Less than 4 years after settling into his seat as a US Senator, Barack Hussein Obama II, contested for the Presidency of the USA under the Democratic Party banner and won. It was Hope that lifted this African American boy from the back of America, Africa and Asia to the corridors of power.
God made man to reign in life; however Hope is needed for man to get to His God given position. Hope it was that made David live as a fugitive while waiting for the throne to come to him. Jesus walked in Faith and He Hoped in God when He stayed on the cross despite all the demons in hell taunting Him and God’s face turned away from Him. Hope does not make ashamed.

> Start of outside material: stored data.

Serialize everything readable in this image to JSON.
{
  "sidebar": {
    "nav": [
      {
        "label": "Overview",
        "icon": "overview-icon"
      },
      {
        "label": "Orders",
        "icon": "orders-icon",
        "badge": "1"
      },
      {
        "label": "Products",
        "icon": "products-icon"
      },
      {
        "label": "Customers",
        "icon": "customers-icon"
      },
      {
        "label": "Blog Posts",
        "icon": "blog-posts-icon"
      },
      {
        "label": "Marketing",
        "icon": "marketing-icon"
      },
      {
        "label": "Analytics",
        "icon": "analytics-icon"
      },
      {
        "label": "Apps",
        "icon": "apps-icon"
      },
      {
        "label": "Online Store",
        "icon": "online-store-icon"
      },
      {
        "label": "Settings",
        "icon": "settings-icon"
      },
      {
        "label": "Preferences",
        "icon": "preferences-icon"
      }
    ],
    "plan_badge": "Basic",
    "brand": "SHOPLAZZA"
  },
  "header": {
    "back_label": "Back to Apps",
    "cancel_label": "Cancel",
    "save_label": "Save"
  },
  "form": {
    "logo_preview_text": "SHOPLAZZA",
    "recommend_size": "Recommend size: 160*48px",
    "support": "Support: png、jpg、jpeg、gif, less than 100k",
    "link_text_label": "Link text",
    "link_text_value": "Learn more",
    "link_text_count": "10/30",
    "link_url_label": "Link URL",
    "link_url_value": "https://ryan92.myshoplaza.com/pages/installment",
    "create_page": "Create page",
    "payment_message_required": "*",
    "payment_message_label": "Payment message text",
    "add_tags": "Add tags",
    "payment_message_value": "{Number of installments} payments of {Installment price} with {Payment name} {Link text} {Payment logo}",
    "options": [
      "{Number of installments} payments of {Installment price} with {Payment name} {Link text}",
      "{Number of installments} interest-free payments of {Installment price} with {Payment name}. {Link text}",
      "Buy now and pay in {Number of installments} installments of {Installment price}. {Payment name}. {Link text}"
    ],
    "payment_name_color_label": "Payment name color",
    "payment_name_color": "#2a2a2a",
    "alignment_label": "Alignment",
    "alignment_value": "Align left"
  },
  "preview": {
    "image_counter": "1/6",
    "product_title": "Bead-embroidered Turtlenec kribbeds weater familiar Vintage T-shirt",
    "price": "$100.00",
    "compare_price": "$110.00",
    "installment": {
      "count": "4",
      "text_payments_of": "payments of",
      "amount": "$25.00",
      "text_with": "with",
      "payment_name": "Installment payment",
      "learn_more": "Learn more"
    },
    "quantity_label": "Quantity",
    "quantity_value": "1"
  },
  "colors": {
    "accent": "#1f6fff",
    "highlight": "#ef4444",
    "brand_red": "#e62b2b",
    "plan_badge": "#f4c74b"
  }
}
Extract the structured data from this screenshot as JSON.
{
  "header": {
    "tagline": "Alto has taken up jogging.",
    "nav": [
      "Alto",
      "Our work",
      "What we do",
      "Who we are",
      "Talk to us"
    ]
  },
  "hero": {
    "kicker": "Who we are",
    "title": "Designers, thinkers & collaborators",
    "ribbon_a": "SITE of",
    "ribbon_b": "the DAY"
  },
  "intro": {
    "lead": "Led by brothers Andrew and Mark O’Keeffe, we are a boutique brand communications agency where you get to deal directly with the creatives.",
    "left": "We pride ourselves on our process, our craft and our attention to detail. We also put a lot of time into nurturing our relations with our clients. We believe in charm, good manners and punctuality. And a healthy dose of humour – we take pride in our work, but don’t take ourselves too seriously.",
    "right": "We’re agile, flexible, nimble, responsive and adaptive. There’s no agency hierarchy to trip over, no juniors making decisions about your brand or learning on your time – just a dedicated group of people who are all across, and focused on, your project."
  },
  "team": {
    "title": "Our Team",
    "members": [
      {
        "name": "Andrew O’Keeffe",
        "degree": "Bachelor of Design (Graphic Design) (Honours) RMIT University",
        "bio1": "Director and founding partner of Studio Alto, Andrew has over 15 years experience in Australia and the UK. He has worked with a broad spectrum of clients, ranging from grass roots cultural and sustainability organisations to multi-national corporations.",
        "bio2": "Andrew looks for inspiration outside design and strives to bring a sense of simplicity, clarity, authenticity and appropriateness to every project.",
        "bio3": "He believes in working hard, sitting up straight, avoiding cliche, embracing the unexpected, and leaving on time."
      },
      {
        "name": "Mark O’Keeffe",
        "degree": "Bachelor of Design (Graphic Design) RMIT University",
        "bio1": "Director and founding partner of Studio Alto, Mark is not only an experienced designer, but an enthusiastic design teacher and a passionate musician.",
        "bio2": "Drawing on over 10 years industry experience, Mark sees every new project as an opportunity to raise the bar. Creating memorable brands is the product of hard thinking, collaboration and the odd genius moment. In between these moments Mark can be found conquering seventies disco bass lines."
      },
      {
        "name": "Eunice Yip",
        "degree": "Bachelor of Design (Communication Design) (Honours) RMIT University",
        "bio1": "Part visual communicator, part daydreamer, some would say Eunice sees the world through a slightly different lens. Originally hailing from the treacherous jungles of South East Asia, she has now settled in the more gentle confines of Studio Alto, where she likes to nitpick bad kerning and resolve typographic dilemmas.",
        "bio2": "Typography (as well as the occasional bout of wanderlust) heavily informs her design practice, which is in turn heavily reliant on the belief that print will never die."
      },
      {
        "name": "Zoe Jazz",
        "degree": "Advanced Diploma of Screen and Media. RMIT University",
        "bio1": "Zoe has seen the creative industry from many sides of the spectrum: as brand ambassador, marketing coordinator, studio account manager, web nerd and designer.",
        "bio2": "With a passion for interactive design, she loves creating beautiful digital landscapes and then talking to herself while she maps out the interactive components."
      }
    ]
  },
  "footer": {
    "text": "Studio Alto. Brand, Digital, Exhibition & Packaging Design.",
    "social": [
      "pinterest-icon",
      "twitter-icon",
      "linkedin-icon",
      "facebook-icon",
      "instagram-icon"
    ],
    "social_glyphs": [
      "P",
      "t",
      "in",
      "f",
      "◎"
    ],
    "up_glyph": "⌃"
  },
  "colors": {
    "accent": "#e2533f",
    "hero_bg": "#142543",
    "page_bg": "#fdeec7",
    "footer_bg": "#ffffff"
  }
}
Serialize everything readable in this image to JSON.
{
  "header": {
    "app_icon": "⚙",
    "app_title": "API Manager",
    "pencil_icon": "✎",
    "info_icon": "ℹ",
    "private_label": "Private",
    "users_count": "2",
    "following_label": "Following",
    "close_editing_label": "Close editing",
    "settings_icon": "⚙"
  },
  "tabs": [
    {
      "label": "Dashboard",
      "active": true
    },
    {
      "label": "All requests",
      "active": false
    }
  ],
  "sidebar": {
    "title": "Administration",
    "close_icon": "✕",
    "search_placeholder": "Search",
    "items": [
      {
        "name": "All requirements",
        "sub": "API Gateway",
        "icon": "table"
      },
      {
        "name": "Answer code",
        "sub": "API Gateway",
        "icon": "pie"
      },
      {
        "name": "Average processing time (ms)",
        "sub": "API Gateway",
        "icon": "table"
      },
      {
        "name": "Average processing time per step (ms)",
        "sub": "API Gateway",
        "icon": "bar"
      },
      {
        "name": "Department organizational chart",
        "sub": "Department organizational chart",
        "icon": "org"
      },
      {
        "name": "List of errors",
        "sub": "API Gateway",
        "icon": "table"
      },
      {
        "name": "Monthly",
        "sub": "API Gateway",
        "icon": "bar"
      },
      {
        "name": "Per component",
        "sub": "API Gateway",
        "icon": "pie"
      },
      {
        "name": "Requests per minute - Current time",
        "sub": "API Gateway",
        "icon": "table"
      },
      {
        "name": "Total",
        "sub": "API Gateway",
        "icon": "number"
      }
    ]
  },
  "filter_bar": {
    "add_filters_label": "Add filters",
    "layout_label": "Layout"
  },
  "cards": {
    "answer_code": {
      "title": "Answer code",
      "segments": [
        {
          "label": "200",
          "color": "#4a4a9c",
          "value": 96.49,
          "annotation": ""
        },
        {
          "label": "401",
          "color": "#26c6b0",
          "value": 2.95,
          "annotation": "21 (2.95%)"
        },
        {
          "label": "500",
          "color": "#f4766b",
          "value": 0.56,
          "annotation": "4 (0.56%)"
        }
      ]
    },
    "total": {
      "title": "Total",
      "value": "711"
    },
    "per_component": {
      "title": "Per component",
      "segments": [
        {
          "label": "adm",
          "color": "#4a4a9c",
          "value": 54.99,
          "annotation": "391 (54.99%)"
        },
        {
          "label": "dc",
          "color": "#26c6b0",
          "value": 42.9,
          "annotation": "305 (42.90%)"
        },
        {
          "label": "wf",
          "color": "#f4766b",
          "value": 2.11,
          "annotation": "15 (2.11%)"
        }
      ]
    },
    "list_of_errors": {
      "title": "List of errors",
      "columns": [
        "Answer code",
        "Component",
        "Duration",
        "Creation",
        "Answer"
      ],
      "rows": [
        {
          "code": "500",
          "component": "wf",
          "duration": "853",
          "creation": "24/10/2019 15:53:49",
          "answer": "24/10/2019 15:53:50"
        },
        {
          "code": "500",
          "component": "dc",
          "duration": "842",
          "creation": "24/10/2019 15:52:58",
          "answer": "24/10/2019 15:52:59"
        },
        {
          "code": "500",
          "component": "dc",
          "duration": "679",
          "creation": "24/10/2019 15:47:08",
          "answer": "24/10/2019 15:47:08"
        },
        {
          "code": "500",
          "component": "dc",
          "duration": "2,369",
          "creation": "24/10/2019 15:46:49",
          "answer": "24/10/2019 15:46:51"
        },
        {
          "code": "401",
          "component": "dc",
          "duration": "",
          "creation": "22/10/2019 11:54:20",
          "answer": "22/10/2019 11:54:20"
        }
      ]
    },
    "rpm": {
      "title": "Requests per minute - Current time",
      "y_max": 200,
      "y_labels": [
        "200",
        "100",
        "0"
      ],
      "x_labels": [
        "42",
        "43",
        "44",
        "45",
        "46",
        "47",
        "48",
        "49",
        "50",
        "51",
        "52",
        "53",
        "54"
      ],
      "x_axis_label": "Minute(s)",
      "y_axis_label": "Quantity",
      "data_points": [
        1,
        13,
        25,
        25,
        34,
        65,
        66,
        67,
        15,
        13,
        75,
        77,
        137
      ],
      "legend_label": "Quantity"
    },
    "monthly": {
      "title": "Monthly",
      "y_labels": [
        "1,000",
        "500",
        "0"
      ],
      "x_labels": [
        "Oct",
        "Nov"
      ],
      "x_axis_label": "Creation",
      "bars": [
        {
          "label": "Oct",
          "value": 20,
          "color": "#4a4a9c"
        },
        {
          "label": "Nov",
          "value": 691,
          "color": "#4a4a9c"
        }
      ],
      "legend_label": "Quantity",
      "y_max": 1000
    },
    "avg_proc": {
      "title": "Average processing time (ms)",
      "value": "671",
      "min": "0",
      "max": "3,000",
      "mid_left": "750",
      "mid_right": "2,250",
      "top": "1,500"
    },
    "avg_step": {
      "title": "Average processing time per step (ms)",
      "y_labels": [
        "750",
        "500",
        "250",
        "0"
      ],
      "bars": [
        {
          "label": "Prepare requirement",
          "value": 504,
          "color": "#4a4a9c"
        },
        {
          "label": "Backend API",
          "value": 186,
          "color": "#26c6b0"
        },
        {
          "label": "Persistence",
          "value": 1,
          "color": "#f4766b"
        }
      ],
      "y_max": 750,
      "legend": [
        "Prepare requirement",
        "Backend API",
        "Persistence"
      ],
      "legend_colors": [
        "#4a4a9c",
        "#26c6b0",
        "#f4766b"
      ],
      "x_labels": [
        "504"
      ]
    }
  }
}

It does not matter if you are on the ground today, learn from those who have gone ahead and imbibe their optimism. Hope opens the door of possibilities. It opens your mind to endless opportunities. What you thought is not possible is possible, you only need to hope and wait. Wait for the promise to come. Hope keeps you strong, nothing is impossible, the questions of today will give way to answers tomorrow, keep up your Hope, don’t give up. Above all Hope in God for He owns all life and He can do all things. Trust in God and you will ride on the wings of the eagle. All things are possible. Abraham believed in Hope when there was no Hope and He gave birth to a son in his old age. My dear friend, please believe in God, put your hope in Him and He will settle you. I will leave you with the words of Barack Obama, the Man whose first book was titled the Audacity of Hope ‘Yes we can!’